Wednesday’s hearing of the FDA’s Radiological Devices Advisory panel highlighted the fact that though FDA cannot legally mandate studies of off-label uses for PMA approvals of devices, it has ways of forcing applicants to do such studies all the same.

In this case, the sponsor of a computer-aided detection (CAD) program may be required to design a study that would evaluate its software for use in both concurrent and sequential readings even though the label doesn’t indicate the concurrent method. Concurrent readings are those in which a radiologist looks at the unprocessed images alongside the CAD-processed images while sequential reading is a process in which a radiologist carefully looks over the raw images before examining the CAD-processed images.

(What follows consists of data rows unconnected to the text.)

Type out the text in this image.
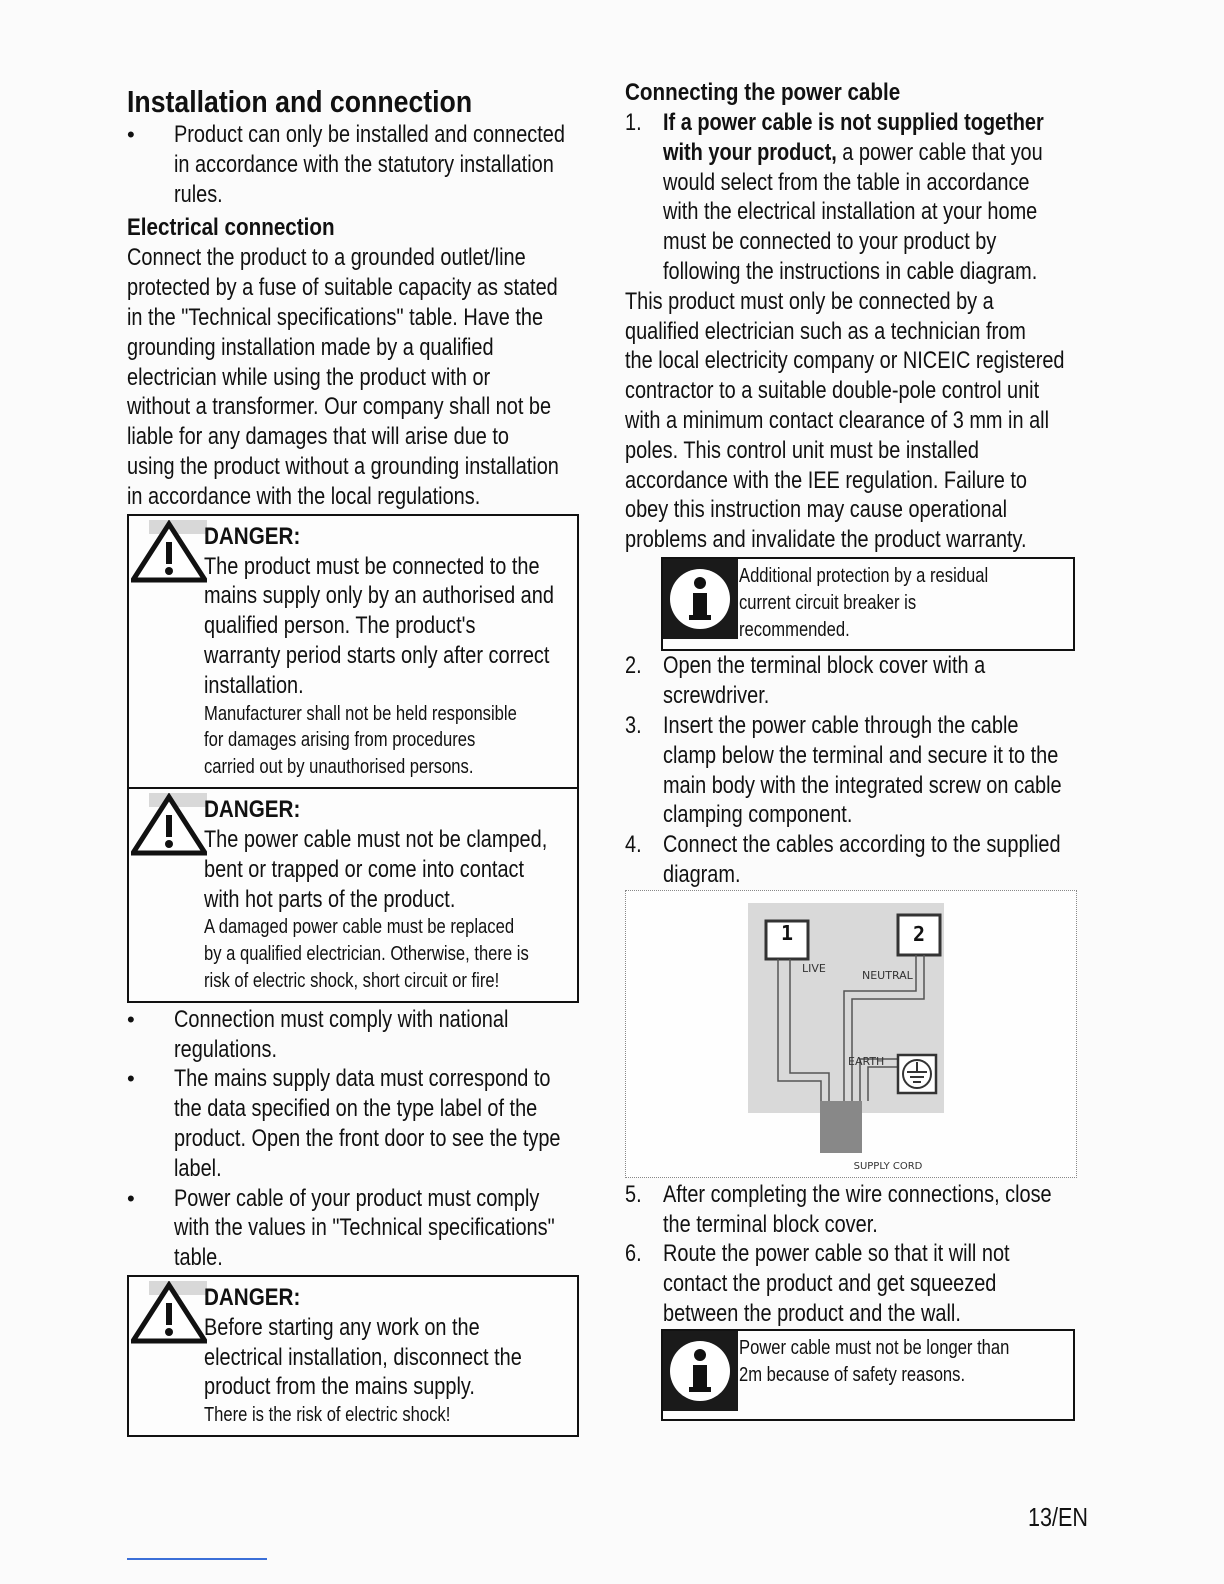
Installation and connection
• Product can only be installed and connected
in accordance with the statutory installation
rules.
Electrical connection
Connect the product to a grounded outlet/line
protected by a fuse of suitable capacity as stated
in the "Technical specifications" table. Have the
grounding installation made by a qualified
electrician while using the product with or
without a transformer. Our company shall not be
liable for any damages that will arise due to
using the product without a grounding installation
in accordance with the local regulations.
DANGER:
The product must be connected to the
mains supply only by an authorised and
qualified person. The product's
warranty period starts only after correct
installation.
Manufacturer shall not be held responsible
for damages arising from procedures
carried out by unauthorised persons.
DANGER:
The power cable must not be clamped,
bent or trapped or come into contact
with hot parts of the product.
A damaged power cable must be replaced
by a qualified electrician. Otherwise, there is
risk of electric shock, short circuit or fire!
• Connection must comply with national
regulations.
• The mains supply data must correspond to
the data specified on the type label of the
product. Open the front door to see the type
label.
• Power cable of your product must comply
with the values in "Technical specifications"
table.
DANGER:
Before starting any work on the
electrical installation, disconnect the
product from the mains supply.
There is the risk of electric shock!
Connecting the power cable
1. If a power cable is not supplied together
with your product, a power cable that you
would select from the table in accordance
with the electrical installation at your home
must be connected to your product by
following the instructions in cable diagram.
This product must only be connected by a
qualified electrician such as a technician from
the local electricity company or NICEIC registered
contractor to a suitable double-pole control unit
with a minimum contact clearance of 3 mm in all
poles. This control unit must be installed
accordance with the IEE regulation. Failure to
obey this instruction may cause operational
problems and invalidate the product warranty.
Additional protection by a residual
current circuit breaker is
recommended.
2. Open the terminal block cover with a
screwdriver.
3. Insert the power cable through the cable
clamp below the terminal and secure it to the
main body with the integrated screw on cable
clamping component.
4. Connect the cables according to the supplied
diagram.
1	2
LIVE
NEUTRAL
EARTH
SUPPLY CORD
5. After completing the wire connections, close
the terminal block cover.
6. Route the power cable so that it will not
contact the product and get squeezed
between the product and the wall.
Power cable must not be longer than
2m because of safety reasons.
13/EN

Pat Milbank, a regulatory consultant at the meeting to discuss FDA’s requirements, told Medical Device Daily that sequential reading “is the standard use and has been since the first PMAs were approved in CAD.”

This is so even though the agency does not have “the [legal] authority to require studies for off-label use” as defined by the Medical Device Amendments of 1976.

Milbank said that panel members are aware of this legal roadblock, but they “would like to see these off-label studies” all the same.

“My opinion is that the vast majority of radiologists will use the product as labeled,” Milbank said, but academe is curious as to the results from concurrent use, in part because of recent articles suggesting that some radiologists are viewing CAD-processed imaging concurrently with the raw images in an effort to shave some radiology lab time.

Milbank said a lawsuit isn’t the most cost-effective approach for industry on this issue. “The most productive approach is to work with FDA,” she said, because “any legal proceeding would [probably] require more time and more expense” than complying with agency requirements.

Daniel Troy, former chief counsel at FDA and now a partner at the law practice of Sidley Austin (Washington), told MDD that the difference between sequential and concurrent reading may be too fine a hair to expect the statute to have covered. “This may be a close call” where the language of the law is concerned, but that “FDA nonetheless has some discretion to ask for studies it’s not entitled to.”

“The practical matter is that your remedies are limited” because of the time and money that lawsuits typically devour, Troy said. The agency’s practice of requiring off-label studies is “becoming increasingly common, given the current environment and the fact that FDA appears to be constantly under attack” from a number of quarters, including Congress.